That’s the word I went out on, for fuck’s sake.
Before you judge, you need to understand that A) the pronouncer was mispronouncing EVERYTHING all night, and B) she pronounced that word “HO-MUH-LEE.” Not “HOME-LEE.” So, since I knew she was mispronouncing everything, and the previous word I’d gotten right (“vespertine,” which she pronounced “vesper-tayhn,” which, yes, is acceptable, but certainly not how I would say it) was religious, I assumed she was mispronouncing “homily.” Which is how I spelled it.
And okay, technically, the definition of “vespertine” has nothing to do with religion, but I know from vespers, which is how I got it. (You know, besides the fact it’s completely phonetic.) I want that on the record, because as soon as I came back from my one and only triumph, Al and Mean Asian Girl were both all, “Well, duh, it’s a Bjork album!” (“But isn’t that pronounced.. vesper-TEEN?”) AND I DO NOT KNOW FROM BJORK! It’s well-documented that I’m pop culture illiterate beyond 1994! I got that all by my very own recovering Catholic self!
So, yeah. “Vespertine” was Round 1. 40-odd out of 60-odd competitors were eliminated in Round 1, so I can feel pretty good about clearing that one, right? Though I must admit, more than anything, it was the luck of the draw. There were words in Round 1 I didn’t know at all, so if I’d gotten those, it would have been game over. And there was only one word all night (“acetylene” — pronounced “UH-SET-UH-LIN”; again, technically correct, but not goddamned Amurrican) I recognized as something I probably would have kicked my own ass over, because I DO know how to spell it, but I might not have gotten it right on my first try out loud. (The person who got that word went, “A-S-” and the entire room went “AWWWWWW!” I wouldn’t have been that bad, at least. But I might well have gone, “A-C-E-T-E-L-Y-N-E.”) For the most part, I either knew how to spell the words or had never heard them before in my life.
But seriously, y’all, HO-MUH-LEE? For “homely”? What the fuck is that? Immediately prior to that, someone went out on “debouchment,” which was pronounced “DUH-BYOOSH-MENT.” That person asked for a definition, which included the word “mouth” (of a river), so I figured it was “bouch(e)” not “buch,” but how the fuck do you get “byoosh” out of “bouche”? (I probably would have gone out on that word, too, by spelling it “debouchement,” but the BYOOSH was fucking unforgivable!) I HATE YOU, PRONOUNCER LADY!

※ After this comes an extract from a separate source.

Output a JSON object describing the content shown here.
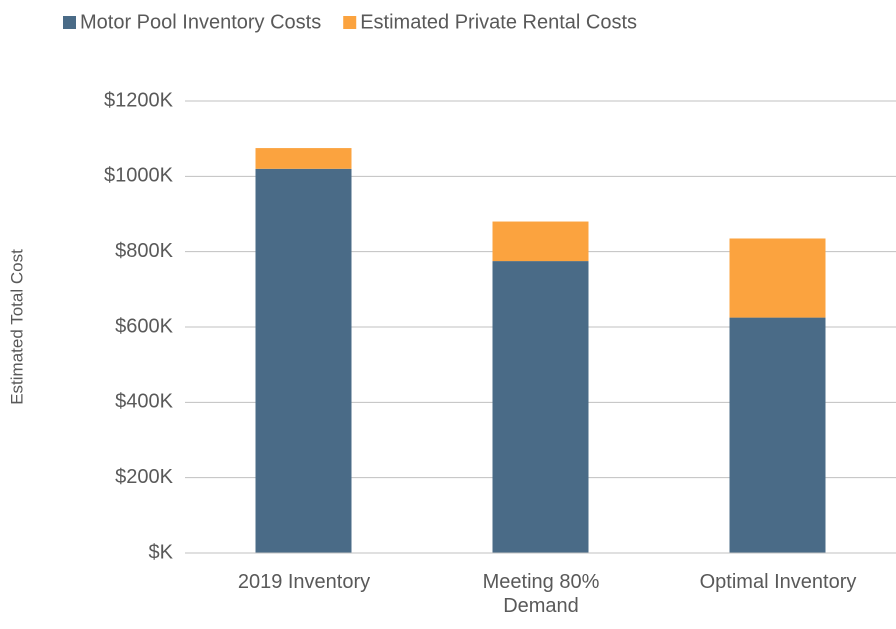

The worst part, of course, was being able to spell, like, every fucking word that came after I was eliminated. Mean Asian Girl and I sat there, far enough away from the stage that we couldn’t be accused of helping people cheat, spelling every fucking word before the actual remaining contestants got them. GRRRRRR. The only gratifying part after being eliminated (besides a complimentary drink) was seeing my very young, stoner ex-neighbor finally eliminated, after three rounds of lucking the hell out with words like “sophomore” and “umlaut.” (The latter pronounced “OOM-LOT.”) We left immediately after that, so I don’t know who won. I just got very drunk and kept saying, “HOMELY! HOME-LEE!” all night. (Al, eventually: “Okay, honey, YOU’VE HAD ENOUGH OF THE LOUD JUICE NOW!” Mean Asian Girl: “‘Cause she’s normally so subtle??”)
I hate spelling bees. And I’m very drunk. That is all.